A sheet with no cuts and no snow is the canvas a team looks upon before the puck drops to open a season. In the reflection of the glistening surface a team can see itself and wonder what the men in a mirror of ice will accomplish. It’s the great unknown of an NHL season.
Some nine months later this season will culminate in a cluttered and mobbed rink with an executive handing a trophy to a captain for all the world to see. “Will it be us?” is the question every team in the NHL is asking this week.
In Vegas, where Golden Knights GM Kelly McCrimmon has assembled another loaded roster, a positive response to this query has more potential for reality than in most places. While every team can dream, only one wakes up to this reality.
The Golden Knights aren’t built for daydreams. They’re built for banners. And as the 2025–26 season dawns in Vegas, McCrimmon’s mantra – “We’re in the winning business,” rings as true as ever.
When Vegas acquired Mitch Marner in July, eyebrows across the league arched higher than the Strip’s skyline. The move was bold, expensive, and pure McCrimmon.
Marner arrives as one of the league’s most gifted playmakers, joining a center in Jack Eichel who is as powerful as he is cerebral. On paper, it’s a dream mix of acceleration and art. Together, they represent a version of Vegas hockey that’s both threatening and dazzling.
“I’m hoping they’re dangerous every time they’re on the ice,” said Vegas head coach Bruce Cassidy. “They have it in them offensively. I know what they can do defensively. There’s never a worry for me who the matchup is on the other side. And that’s no disrespect to those players but Jack and Mitch have handled those matchups for years in this league.”
Cassidy has experimented with line combinations since taking over the Golden Knights, but he’s never had this kind of chemistry brewing at the top. Around them, Mark Stone, William Karlsson, Pavel Dorofeyev, and Tomas Hertl give Vegas a top nine which glitters.
“Jack and Mitch don’t have to do it all because of the depth of our lineup. I hope they don’t put that pressure on themselves that they have to score every time they go over the boards,” said Cassidy. “This could be the best forward group, Player 1 to 12, that I've ever coached.”
No matter the new arrivals or the shifting pieces, one truth hasn’t changed: the Golden Knights run through Stone.
The captain doesn’t speak in slogans. He lives them. In a locker room filled with stars, Stone’s value lies in habits and an elite hockey IQ. His combination of emotion and smarts has been the franchise’s backbone.
Now the next generation of VGK defenders must take ownership with Alex Pietrangelo officially out for the season.
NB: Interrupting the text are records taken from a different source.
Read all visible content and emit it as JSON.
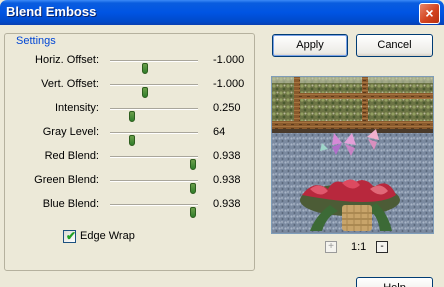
{
  "window": {
    "title": "Blend Emboss",
    "close_glyph": "×"
  },
  "settings": {
    "legend": "Settings",
    "params": [
      {
        "label": "Horiz. Offset:",
        "value": "-1.000",
        "level": 0.4
      },
      {
        "label": "Vert. Offset:",
        "value": "-1.000",
        "level": 0.4
      },
      {
        "label": "Intensity:",
        "value": "0.250",
        "level": 0.25
      },
      {
        "label": "Gray Level:",
        "value": "64",
        "level": 0.25
      },
      {
        "label": "Red Blend:",
        "value": "0.938",
        "level": 0.938
      },
      {
        "label": "Green Blend:",
        "value": "0.938",
        "level": 0.938
      },
      {
        "label": "Blue Blend:",
        "value": "0.938",
        "level": 0.938
      }
    ],
    "edge_wrap": {
      "label": "Edge Wrap",
      "checked": true,
      "check_glyph": "✔"
    }
  },
  "buttons": {
    "apply": "Apply",
    "cancel": "Cancel",
    "help": "Help"
  },
  "zoom": {
    "minus": "-",
    "plus": "+",
    "level": "1:1"
  },
  "preview": {
    "icon": "embossed-photo-preview"
  }
}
Shea Theodore, long one of the NHL’s smoothest skaters, is being asked to evolve. He’ll be on the ice to end a game, to kill penalties all while still having his offensive production.
Noah Hanifin will also need to take a bigger bite of hard minutes. Hanifin is big and mobile. Paired with Zach Whitecloud, they will be able to eat minutes and produce offense.
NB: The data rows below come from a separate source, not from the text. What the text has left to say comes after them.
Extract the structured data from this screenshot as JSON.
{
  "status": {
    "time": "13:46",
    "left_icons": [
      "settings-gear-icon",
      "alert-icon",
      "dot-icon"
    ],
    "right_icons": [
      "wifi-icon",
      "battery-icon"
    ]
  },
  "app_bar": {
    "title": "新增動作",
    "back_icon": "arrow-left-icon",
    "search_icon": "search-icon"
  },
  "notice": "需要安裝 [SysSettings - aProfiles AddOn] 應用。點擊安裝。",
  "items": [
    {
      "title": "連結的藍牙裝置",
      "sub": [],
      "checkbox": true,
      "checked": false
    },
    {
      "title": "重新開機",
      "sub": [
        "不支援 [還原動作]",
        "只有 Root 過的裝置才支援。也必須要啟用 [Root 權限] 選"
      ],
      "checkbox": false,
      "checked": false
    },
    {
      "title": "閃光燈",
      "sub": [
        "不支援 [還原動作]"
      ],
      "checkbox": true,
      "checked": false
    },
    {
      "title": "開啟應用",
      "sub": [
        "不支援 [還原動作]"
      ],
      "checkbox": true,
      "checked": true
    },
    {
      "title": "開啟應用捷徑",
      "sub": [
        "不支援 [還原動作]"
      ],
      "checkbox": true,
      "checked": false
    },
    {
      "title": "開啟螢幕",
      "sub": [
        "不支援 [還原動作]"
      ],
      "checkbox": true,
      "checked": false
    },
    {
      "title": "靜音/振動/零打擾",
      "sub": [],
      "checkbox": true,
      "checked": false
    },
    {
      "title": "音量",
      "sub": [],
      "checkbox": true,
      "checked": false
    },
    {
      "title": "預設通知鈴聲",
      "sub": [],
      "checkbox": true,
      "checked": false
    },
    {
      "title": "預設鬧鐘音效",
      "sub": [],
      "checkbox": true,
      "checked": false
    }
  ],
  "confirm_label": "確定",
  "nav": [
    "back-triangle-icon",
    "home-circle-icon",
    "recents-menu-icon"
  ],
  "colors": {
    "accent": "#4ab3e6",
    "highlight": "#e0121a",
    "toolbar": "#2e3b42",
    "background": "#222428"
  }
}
Together, Theodore and Hanifin form a new nucleus — mobile, composed, and capable of playing 25 minutes a night. It won’t look the same without Pietrangelo, but it might still look elite.
The brilliance of McCrimmon’s tenure has always been in the balancing act. He manages to operate in a world with hard caps and harder choices, yet every October the Knights unveil another competitive roster.
This offseason was no exception. Veteran forwards Brandon Saad and Reilly Smith returned on value deals. Hertl, healthy again, anchors the middle six. Karlsson remains one of the NHL’s most complete two-way pivots, while Brett Howden, Colton Sissons and Keegan Kolesar round out a bottom line that can crash, bash, and score on the counter.
Vegas will once again be among the league’s most balanced outfits — a team that can win 5–4 or 2–1, roll four lines, and play any way the opponent wants.
“In terms of lines 1 to 4, there are a lot of positives in terms of the ability to score, the ability to defend, the ability to check, the ability to be physical, to play a rush game, an o-zone game, a forecheck game,” said Cassidy.
There’s no hiding from it now. In Vegas, mediocrity doesn’t sell. The city expects a lot. Ownership expects more. The players crave it.
The challenge is emotional as much as physical. Long playoff runs take a toll. The mental grind of 82 games followed by two months of elimination hockey can flatten the unprepared.
Training camp optimism is a cliché in most markets. In Vegas, it’s measured against reality. The Golden Knights are older, wiser, and maybe a little scarred — but they remain ever dangerous.
The dressing room still hums with belief.
Nine seasons in, novelty has morphed into hunger.
That’s the beauty of this organization’s DNA: it refuses to accept the ordinary. Every transaction, every signing, every camp battle is about keeping the standard high.
And as the lights return to T-Mobile Arena, as the drumline starts to beat and the fans fill the bowl, you can feel it again — that crackle of belief that this could be another special year.
The sheet is still clean. The reflection still glistens. The question still echoes.
Why not us?
In Vegas, that’s not a slogan. It’s a plan.